Read. React. Repeat.

Saturday, June 19, 2004

Blogging about blogging strikes me as hopelessly inbred. But I suppose you should devote at least a little time to form and craft, especially as it relates to the capabilities and formats available under your blogging tool/content management system.

To wit: Kathryn Cramer is frustrated with the top-down format of blog posting, especially the lack of easy intra-blog cross-linking and presentation. A discussion on this with Whump led to a rough idea structure:
1. As you write, you put sections of a post in DIVs with unique ids...

2. You link between the divs.

3. When displaying the page, your onload handler sets the proper initial state for showing and hiding the divs, and binds onclick events that show and and hide.

4. The reader then bounces around the long post as if it were a little Hypercard or WML stack.
This is the sort of thing I'd have to see actually applied in order to get, but as I'm comprehending it, this makes longer blog posts somewhat more interesting to read and understand. A 3,000-word post, depending on topic, amount of linkage and blockquoting (Cramer cites this post as the reason for exploring alternative structure), might have a better presentation if the reader were able to hyperlink-jump to different portions of it, instead of scrolling up and down.

I don't know how much of this extends to overall cross-linking within a blog--that is, linking back to older posts. I do that a lot, as I tend to revisit topic areas. It's sometimes a chore, especially since I can't categorize entries on Blogger; but even if that were available, I'd think it would still be something dependent upon my memory of having written about it before (aided by this blog's search engine).

I've been thinking lately of making use of the trackback utility here to provide links on older post that lead to later follow-ups.

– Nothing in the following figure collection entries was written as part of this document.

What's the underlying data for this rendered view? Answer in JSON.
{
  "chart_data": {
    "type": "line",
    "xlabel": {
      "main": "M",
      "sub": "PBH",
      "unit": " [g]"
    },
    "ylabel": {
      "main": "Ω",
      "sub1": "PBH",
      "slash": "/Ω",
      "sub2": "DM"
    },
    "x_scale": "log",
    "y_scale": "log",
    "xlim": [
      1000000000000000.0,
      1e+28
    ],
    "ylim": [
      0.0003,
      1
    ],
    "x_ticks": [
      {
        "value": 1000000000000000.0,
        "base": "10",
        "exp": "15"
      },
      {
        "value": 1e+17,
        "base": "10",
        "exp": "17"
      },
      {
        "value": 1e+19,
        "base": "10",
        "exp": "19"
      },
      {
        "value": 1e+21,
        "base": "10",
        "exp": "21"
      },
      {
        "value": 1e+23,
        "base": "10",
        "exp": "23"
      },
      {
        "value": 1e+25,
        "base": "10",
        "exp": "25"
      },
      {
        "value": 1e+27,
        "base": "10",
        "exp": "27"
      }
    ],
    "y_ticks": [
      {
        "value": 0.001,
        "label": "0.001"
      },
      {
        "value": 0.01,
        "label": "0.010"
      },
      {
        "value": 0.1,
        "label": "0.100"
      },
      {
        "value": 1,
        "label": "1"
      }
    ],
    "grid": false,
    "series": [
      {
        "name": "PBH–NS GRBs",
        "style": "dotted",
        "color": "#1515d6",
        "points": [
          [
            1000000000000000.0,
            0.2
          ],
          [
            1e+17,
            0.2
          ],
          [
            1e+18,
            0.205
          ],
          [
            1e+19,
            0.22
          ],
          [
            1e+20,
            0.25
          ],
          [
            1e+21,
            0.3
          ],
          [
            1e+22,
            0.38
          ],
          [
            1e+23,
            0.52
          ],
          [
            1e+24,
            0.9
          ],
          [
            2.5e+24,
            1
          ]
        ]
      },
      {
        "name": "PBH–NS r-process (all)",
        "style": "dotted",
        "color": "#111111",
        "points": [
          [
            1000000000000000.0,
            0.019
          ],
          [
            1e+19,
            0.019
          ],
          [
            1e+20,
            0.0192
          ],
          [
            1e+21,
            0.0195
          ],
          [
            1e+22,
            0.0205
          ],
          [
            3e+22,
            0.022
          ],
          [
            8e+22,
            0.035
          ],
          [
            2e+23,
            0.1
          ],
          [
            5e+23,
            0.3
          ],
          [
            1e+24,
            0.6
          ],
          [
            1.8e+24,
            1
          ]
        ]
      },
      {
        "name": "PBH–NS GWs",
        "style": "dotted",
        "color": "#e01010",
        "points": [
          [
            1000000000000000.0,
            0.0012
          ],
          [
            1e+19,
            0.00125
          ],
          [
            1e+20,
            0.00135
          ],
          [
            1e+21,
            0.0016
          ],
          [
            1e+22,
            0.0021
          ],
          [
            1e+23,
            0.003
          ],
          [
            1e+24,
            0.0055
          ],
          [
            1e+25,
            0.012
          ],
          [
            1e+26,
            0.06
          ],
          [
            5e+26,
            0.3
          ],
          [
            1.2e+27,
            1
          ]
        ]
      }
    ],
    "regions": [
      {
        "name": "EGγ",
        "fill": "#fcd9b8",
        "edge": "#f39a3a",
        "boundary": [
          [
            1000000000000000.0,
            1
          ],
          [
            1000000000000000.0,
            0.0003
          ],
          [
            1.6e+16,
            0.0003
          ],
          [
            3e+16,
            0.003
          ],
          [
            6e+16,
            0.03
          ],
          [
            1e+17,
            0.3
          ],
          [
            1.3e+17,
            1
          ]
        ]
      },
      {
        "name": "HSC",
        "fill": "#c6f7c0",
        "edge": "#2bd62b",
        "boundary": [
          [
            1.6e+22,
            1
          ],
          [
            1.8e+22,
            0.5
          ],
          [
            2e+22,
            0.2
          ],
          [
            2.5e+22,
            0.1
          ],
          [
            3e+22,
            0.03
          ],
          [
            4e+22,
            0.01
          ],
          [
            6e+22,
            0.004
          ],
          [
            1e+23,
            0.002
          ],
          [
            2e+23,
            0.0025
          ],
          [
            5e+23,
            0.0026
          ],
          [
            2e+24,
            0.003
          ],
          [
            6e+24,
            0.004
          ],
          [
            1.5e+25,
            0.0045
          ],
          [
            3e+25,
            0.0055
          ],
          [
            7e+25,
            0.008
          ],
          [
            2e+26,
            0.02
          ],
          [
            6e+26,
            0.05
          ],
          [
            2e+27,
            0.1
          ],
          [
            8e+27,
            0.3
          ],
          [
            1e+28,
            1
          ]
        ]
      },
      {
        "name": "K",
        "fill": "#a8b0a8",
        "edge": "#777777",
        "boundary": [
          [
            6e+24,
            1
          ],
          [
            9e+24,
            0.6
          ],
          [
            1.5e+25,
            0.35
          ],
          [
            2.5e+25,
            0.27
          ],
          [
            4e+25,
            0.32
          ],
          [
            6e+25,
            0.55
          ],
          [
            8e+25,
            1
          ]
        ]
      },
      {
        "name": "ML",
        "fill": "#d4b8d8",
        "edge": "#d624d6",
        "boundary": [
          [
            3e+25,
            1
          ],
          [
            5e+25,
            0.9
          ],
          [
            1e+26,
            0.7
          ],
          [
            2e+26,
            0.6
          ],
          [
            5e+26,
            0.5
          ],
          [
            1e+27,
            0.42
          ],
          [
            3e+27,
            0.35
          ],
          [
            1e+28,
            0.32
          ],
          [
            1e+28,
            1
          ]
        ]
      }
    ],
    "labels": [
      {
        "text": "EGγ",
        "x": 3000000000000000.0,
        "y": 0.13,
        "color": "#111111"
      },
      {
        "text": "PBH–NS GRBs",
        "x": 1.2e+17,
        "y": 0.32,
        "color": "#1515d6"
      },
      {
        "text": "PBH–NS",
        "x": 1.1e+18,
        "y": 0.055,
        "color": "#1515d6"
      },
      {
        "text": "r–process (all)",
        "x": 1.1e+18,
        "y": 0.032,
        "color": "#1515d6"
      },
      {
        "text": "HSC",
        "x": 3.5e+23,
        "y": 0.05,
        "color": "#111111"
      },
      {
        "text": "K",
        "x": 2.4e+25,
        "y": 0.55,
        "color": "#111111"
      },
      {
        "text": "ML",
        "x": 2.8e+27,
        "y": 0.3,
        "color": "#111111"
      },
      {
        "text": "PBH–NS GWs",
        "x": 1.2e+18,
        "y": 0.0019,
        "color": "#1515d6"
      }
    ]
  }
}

There would be cross-linking in any case, but unlike now, where there's no indication on the older posts that something new has been written, a trackback entry would provide a link to a forwarded section of the blog to read further. I know Technorati might be useful for this (when Technorati is actually running smoothly--it seems to conk out at least three or four times a day, in my experience), but this would be a more integrated solution. Might be worth more thought here.